À l’occasion de la sortie de leur nouvel album vendredi, BirdPen, bras armés et têtes pensantes d’Archive, nous ont accordé un peu de leur temps. On a parlé musique bien sûr, mais aussi engagement, catégorisation et liberté d’expression.

Cela peut paraitre cliché, mais une aura d’élégance gravite en permanence autour de ces deux anglais qu’on ne présente plus. Dave Pen et Mike Bird, plus connus pour leur rôle prédominant dans la composition du groupe de rock légendaire Archive, ne se contentent pas du succès immense de leur formation principale. Avec BirdPen, ils expérimentent, se testent et nous testent, nous, public. Avec leur nouvel opus There’s Something Wrong With Everything, le duo semble pousser encore plus loin l’aspect scientifique, quasi-fantasmagorique de leur art. Traverser cet album donne l’impression d’être baladé au milieu d’un engrenage. Entre boulons, tourbillons, rouille agressive et tendresse du mouvement oscillant, toutes les sensations y passent. Pour lever le voile sur la provenance de cette inspiration sans limite, la paire British a accepté de répondre à quelques unes de nos questions.

 

Plutôt que de vous faire rentrer dans des cases préconçues, pourriez-vous décrire ce que fait BirdPen ? Comment définiriez-vous votre style ?

Certaines personnes pourraient penser qu’on fait de la musique dingue, mais on ne partage pas cette définition. On fait ce qui nous semble naturel de faire. On peut facilement le décrire si on accepte le terme vague de « musique alternative ». C’est décentré, c’est de la musique de libre-penseur. On n’essaye pas de faire une chose particulière en fait, tout ce qu’on veut c’est tenter des expériences. Ce n’est pas expérimental sans réflexion ou construction, c’est plutôt expressif. Il n’y a aucune limite à ce qu’on entreprend. On fusionne la musique électronique avec des grosses guitares par exemple.

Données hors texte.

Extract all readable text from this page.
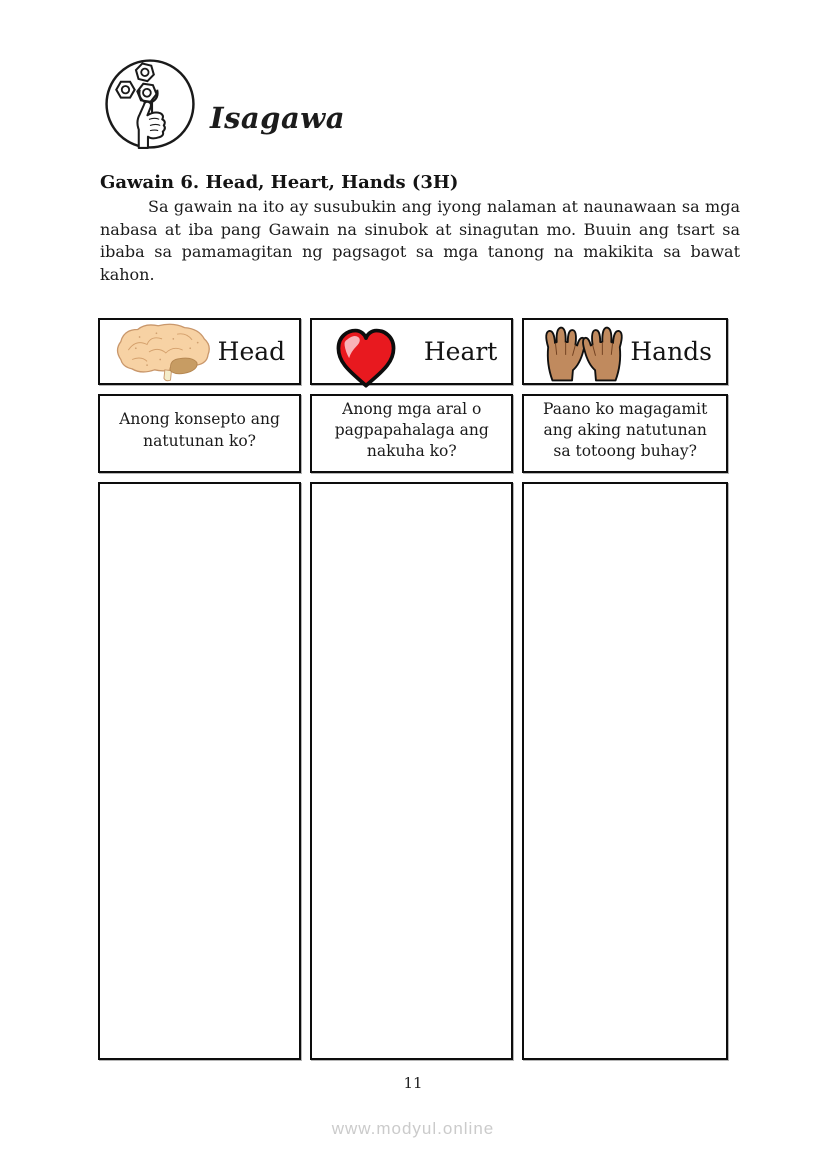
Isagawa
Gawain 6. Head, Heart, Hands (3H)

Sa gawain na ito ay susubukin ang iyong nalaman at naunawaan sa mga nabasa at iba pang Gawain na sinubok at sinagutan mo. Buuin ang tsart sa ibaba sa pamamagitan ng pagsagot sa mga tanong na makikita sa bawat kahon.

Head	Heart	Hands
Anong konsepto ang natutunan ko?
Anong mga aral o pagpapahalaga ang nakuha ko?
Paano ko magagamit ang aking natutunan sa totoong buhay?
11
www.modyul.online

Pensez-vous qu’être enfermé dans un style précis peut-être létal pour un groupe ?

Ca dépend des conjectures ! Si tu fais partie des Rolling Stones, tu fais du Rock & Roll Blues et tu es très heureux de t’en tenir à ça. On ne se soucie pas de ce que le public nous autorise à faire ou pas. Le public est censé écouter un groupe, peut-être remarquer ses évolutions, et progresser avec, ou pas. Faire l’inverse ça serait s’asservir à l’avis de notre public, et ça on ne le fait jamais. Ça ne veut pas dire qu’on se fout de ce que pensent les gens de nous ! Simplement, on fait de la musique pour nous, pour s’exprimer sur ce que l’on ressent.

On a toujours fait du rock progressif. C’est une étiquette assez large qui nous a permis de toujours rester classé dans cette catégorie tout en essayant des choses un peu nouvelles. Parfois du Garage Rock, parfois de l’électro pure, parfois du psychédélique. Au final, ce qu’on fait est très sombre, c’est vrai, mais c’est toujours rythmé sans être morbide.

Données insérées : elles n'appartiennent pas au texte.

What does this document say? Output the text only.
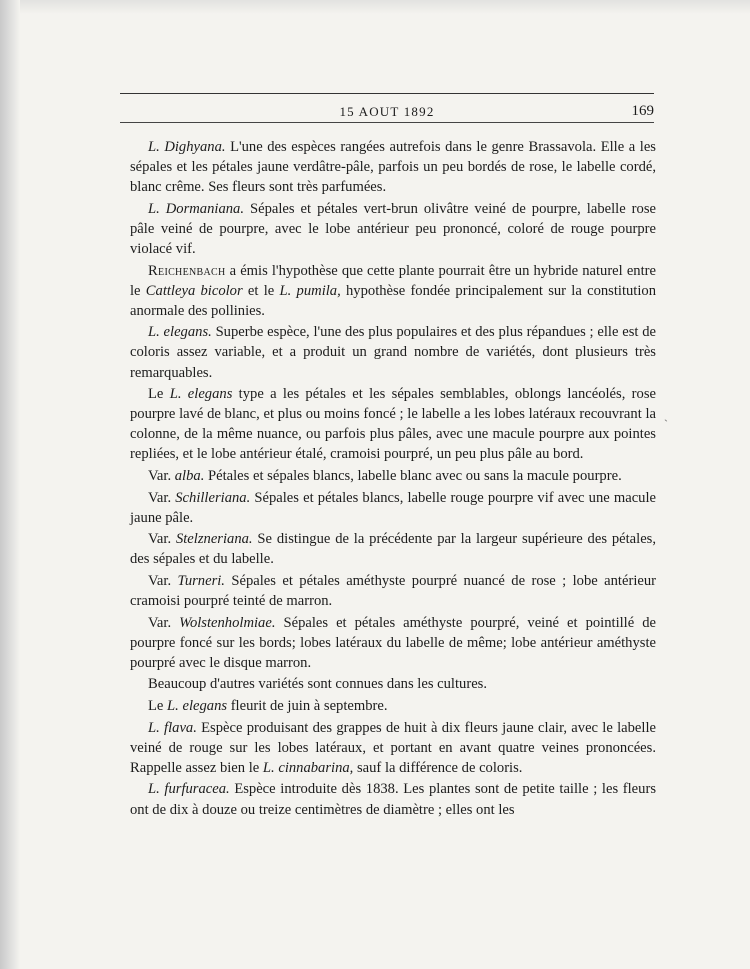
15 AOUT 1892	169
ˏ

L. Dighyana. L'une des espèces rangées autrefois dans le genre Brassavola. Elle a les sépales et les pétales jaune verdâtre-pâle, parfois un peu bordés de rose, le labelle cordé, blanc crême. Ses fleurs sont très parfumées.

L. Dormaniana. Sépales et pétales vert-brun olivâtre veiné de pourpre, labelle rose pâle veiné de pourpre, avec le lobe antérieur peu prononcé, coloré de rouge pourpre violacé vif.

Reichenbach a émis l'hypothèse que cette plante pourrait être un hybride naturel entre le Cattleya bicolor et le L. pumila, hypothèse fondée principalement sur la constitution anormale des pollinies.

L. elegans. Superbe espèce, l'une des plus populaires et des plus répandues ; elle est de coloris assez variable, et a produit un grand nombre de variétés, dont plusieurs très remarquables.

Le L. elegans type a les pétales et les sépales semblables, oblongs lancéolés, rose pourpre lavé de blanc, et plus ou moins foncé ; le labelle a les lobes latéraux recouvrant la colonne, de la même nuance, ou parfois plus pâles, avec une macule pourpre aux pointes repliées, et le lobe antérieur étalé, cramoisi pourpré, un peu plus pâle au bord.

Var. alba. Pétales et sépales blancs, labelle blanc avec ou sans la macule pourpre.

Var. Schilleriana. Sépales et pétales blancs, labelle rouge pourpre vif avec une macule jaune pâle.

Var. Stelzneriana. Se distingue de la précédente par la largeur supérieure des pétales, des sépales et du labelle.

Var. Turneri. Sépales et pétales améthyste pourpré nuancé de rose ; lobe antérieur cramoisi pourpré teinté de marron.

Var. Wolstenholmiae. Sépales et pétales améthyste pourpré, veiné et pointillé de pourpre foncé sur les bords; lobes latéraux du labelle de même; lobe antérieur améthyste pourpré avec le disque marron.

Beaucoup d'autres variétés sont connues dans les cultures.

Le L. elegans fleurit de juin à septembre.

L. flava. Espèce produisant des grappes de huit à dix fleurs jaune clair, avec le labelle veiné de rouge sur les lobes latéraux, et portant en avant quatre veines prononcées. Rappelle assez bien le L. cinnabarina, sauf la différence de coloris.

L. furfuracea. Espèce introduite dès 1838. Les plantes sont de petite taille ; les fleurs ont de dix à douze ou treize centimètres de diamètre ; elles ont les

Vous avez utilisé le terme « progressif », qui exprime une forme d’évolution. Votre musique est-elle en mutation constante ? Pourriez-vous un jour tomber dans un style totalement différent ?

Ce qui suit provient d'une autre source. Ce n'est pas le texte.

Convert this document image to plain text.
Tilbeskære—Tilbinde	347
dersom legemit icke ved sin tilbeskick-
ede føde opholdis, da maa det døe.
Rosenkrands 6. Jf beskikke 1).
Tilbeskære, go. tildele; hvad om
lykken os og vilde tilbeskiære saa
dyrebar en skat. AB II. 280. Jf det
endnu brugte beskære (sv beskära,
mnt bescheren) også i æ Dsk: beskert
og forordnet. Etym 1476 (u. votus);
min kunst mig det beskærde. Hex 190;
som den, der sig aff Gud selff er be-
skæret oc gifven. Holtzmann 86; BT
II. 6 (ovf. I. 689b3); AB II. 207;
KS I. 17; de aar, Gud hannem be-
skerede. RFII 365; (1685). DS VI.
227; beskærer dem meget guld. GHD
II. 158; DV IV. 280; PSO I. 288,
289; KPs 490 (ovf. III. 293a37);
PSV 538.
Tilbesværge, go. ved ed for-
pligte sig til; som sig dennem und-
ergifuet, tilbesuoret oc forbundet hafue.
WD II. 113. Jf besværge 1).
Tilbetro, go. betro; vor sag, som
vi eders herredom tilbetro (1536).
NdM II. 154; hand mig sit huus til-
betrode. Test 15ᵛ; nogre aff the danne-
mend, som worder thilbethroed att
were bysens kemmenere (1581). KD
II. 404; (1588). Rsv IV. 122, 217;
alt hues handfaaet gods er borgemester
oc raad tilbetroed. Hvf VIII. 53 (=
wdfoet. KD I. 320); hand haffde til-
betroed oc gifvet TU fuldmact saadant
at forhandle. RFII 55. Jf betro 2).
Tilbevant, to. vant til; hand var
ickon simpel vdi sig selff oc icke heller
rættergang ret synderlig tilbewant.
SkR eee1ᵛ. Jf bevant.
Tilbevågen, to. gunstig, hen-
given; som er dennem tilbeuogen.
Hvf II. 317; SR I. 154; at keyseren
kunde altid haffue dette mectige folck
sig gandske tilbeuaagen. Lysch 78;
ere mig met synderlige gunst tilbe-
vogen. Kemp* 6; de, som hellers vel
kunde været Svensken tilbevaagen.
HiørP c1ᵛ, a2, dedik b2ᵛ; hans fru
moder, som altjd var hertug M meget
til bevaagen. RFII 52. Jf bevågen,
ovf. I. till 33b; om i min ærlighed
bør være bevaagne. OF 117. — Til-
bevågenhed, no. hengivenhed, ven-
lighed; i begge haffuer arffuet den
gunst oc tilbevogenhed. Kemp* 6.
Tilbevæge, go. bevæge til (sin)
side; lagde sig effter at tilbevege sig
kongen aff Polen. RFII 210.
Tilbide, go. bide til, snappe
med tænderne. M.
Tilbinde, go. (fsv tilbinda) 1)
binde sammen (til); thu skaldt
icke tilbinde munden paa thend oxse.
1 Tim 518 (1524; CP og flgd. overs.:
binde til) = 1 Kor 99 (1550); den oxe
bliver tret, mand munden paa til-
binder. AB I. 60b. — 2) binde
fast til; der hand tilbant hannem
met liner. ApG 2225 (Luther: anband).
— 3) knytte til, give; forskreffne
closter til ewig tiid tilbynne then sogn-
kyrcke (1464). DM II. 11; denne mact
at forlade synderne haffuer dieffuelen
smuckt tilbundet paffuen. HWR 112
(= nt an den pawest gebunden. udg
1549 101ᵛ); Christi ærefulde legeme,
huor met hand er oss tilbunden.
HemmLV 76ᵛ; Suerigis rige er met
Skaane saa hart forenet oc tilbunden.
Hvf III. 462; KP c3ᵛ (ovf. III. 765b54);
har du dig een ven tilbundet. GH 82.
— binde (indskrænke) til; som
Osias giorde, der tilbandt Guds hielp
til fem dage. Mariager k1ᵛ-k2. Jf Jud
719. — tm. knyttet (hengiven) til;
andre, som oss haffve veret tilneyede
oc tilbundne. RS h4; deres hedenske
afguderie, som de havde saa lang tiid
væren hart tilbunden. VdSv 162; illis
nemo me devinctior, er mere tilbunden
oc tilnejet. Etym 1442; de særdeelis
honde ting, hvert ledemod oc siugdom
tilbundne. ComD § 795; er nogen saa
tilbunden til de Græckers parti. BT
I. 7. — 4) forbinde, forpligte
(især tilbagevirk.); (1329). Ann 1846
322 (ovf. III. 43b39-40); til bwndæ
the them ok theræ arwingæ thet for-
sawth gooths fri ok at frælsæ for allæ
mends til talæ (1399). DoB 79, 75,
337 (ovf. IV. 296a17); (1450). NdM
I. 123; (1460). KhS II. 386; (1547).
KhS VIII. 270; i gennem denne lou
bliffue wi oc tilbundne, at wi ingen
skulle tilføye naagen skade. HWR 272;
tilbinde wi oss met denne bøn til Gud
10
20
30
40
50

Oui bien sûr, d’ailleurs on bosse sur un album de jazz en ce moment (rire). Non, en réalité on n’irait pas jusqu’au jazz. Notre dernier album, avant Al Mighty Vision était un peu plus électronique que ce qu’on avait fait jusque-là, beaucoup plus basé sur des synthés. Là où notre nouvel album est beaucoup plus basé sur la guitare. Une chose est sûre, on ne fera jamais de Hip Hop, on n’irait pas aussi loin.  

Et insérer un petit peu de rap comme le faisait Linkin Park par exemple ? Ou du heavy metal ?

Pitié non, jamais. C’est inimaginable pour nous d’avoir un couplet de rap. Par contre le Heavy, on s’en est déjà pas mal rapproché au fil de notre carrière, ça ce n’est pas proscrit.

Dans un sens, vous êtes plus proches de Rammstein ou Good Charlotte qu’on peut l’imaginer. Vous utilisez des instruments inédits dans votre style, comme des violons, et des chœurs audacieux.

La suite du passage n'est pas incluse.